The Guildmaster closed his eyes again, recoiling from her venomous rejoinder. Then she’d had enough of him, of crystal, of the Guild, of everything, and she flung herself at and through the door panel.

“Ha!” The hallway echoed back her explosively bitter syllable. She staggered with exhaustion, careering off the threshold of the grav-lift. It was such a relief to be weightless that she almost went past her dormitory level. Habit, probably, impelled her forward. And down the corridor in the right direction—her feet had been programmed for the route by how many years?—and stopped at the proper door panel. Her name was blazoned there and her right hand lifted, automatically, to the thumb lock. Again, with no direction from her crystal-sound soaked mind, she entered, and dialed for a radiant bath.

She was too weary to strip, not that it made a difference. She rolled into the tub, the viscous liquid slopping over her as the tank filled rapidly.

“Farding Guild! Them and their polyhedron blues!” She railed at a management that would let itself get into such a short supply state. Not only polyhedron blues but gyros. The Guild could narding well afford to keep a few spare gyros in Supply. . . . And yet, if they had. . . . She wiggled deeper into the warm thick liquid, impatient for the therapeutic soothing.

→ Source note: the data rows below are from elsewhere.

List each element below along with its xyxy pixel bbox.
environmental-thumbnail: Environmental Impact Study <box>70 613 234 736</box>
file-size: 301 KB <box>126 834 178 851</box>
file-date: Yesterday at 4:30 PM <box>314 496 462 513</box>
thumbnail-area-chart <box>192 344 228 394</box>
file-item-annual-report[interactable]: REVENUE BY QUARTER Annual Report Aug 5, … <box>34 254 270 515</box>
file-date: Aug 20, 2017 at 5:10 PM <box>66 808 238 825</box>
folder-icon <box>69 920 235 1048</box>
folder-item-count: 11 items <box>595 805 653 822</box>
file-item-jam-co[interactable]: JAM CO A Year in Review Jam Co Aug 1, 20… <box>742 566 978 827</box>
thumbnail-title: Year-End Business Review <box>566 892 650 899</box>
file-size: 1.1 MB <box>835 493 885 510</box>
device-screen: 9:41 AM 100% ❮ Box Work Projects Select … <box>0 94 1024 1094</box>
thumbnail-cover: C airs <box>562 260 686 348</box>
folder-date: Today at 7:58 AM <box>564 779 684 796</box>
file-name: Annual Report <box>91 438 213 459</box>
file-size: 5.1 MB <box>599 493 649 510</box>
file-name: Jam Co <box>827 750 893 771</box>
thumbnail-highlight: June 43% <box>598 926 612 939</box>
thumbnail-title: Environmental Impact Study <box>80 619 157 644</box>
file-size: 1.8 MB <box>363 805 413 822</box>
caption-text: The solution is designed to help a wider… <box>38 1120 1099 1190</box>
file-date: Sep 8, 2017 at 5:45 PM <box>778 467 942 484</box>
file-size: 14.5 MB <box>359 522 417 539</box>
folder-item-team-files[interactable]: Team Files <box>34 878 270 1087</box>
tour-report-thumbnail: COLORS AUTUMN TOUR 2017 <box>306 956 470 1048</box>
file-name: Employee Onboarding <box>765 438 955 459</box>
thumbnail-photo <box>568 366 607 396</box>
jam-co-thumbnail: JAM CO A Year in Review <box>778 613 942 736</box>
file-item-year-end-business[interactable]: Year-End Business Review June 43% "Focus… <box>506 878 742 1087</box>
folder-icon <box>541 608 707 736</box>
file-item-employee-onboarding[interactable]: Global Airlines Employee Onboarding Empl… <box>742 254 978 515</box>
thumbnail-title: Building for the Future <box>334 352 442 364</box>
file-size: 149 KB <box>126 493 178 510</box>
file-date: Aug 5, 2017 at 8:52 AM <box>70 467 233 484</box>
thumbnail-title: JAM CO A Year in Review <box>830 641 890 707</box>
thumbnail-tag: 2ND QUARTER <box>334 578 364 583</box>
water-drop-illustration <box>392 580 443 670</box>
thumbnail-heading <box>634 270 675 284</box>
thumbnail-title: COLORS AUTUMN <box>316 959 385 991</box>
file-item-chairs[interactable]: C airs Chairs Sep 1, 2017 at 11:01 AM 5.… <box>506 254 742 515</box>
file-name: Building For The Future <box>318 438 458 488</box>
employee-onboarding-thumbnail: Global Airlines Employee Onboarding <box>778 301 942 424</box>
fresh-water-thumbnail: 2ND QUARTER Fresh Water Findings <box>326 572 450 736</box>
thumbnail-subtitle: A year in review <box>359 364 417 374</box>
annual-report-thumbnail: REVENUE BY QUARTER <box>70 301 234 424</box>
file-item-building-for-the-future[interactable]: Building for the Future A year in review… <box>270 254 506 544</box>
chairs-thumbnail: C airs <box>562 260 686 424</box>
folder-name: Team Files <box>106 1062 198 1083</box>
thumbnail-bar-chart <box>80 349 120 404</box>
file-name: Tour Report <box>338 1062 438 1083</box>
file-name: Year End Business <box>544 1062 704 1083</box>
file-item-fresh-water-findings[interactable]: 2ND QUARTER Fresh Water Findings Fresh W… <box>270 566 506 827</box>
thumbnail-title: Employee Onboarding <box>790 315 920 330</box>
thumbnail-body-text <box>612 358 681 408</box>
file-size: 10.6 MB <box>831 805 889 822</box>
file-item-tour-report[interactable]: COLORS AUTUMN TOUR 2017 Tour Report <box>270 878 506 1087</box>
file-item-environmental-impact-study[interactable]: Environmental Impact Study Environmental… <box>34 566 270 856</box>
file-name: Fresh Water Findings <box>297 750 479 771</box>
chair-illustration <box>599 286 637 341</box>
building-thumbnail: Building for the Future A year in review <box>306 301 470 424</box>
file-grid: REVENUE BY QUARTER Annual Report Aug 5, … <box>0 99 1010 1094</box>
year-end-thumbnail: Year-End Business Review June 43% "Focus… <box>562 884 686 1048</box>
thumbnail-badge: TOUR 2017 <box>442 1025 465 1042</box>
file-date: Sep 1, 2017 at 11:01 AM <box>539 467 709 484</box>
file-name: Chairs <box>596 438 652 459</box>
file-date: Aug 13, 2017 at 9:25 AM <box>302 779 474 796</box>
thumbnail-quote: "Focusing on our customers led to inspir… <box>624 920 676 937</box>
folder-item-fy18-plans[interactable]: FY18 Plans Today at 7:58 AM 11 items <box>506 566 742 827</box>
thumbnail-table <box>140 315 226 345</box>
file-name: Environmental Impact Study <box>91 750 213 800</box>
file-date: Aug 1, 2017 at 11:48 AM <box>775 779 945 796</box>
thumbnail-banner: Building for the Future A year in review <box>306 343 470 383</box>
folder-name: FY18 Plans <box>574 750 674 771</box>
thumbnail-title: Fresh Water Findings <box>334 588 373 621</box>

“I can’t go out into the Range again!” she cried in anguish and flailed her hands at the liquid. “I can’t. I’ve got to get off-world. I’ve got to get relief!”

The bath now enveloped her to her chin and the tingle of crystal sound began to drain from her abused body, lingering on the edge of her bones, on the tips of her nerves, but definitely easing. And with it some portion of her desperation.

Her arms and legs floated idly to the surface, slender but firmly muscled. Objectively she regarded her hands . . . blue dodecahedrons/orthorhombic blues. Cabalistic phrases. She’d have to write them down. In several places or she’d forget.

She brought her arms down in a rejecting smack against the radiant liquid; the smart adding fuel to her building fury. She was not going out again! Not until she’d been off-world for at least a twenty-day. She couldn’t face the isolation of the Milekeys again. Not again! Not so soon!

Ah, but she wouldn’t have to, would she? Not until her flitter had been repaired. Bless those gyros! Bless Supply for not having any. Not even the Guildmaster or the GCS Council President could force her into an inefficient craft. Not when it multiplied the chances of scrambling her brains if she got caught in a mach storm! Then where would they get high-register blues? Ha!

These reflections consoled her. She began to relax, letting the radiant ooze seep into her crystal-tired body. Blue orthorhombics . . .ha! She didn’t have to remember them now! She wouldn’t have to go get them. How unusual to be able to forget something you didn’t have to remember!

To remember!

Killashandra snorted. Her hands remembered all she really needed to know. How to cut crystal! She held them up, the viscous liquid sheeted from them and she noticed, bemusedly, that the skin was wrinkling into squares, rectangles and triangles, crepey. What had happened to her hands? She submerged them with a limp splash, oddly annoyed at the discovery. The rest of her skin was smooth.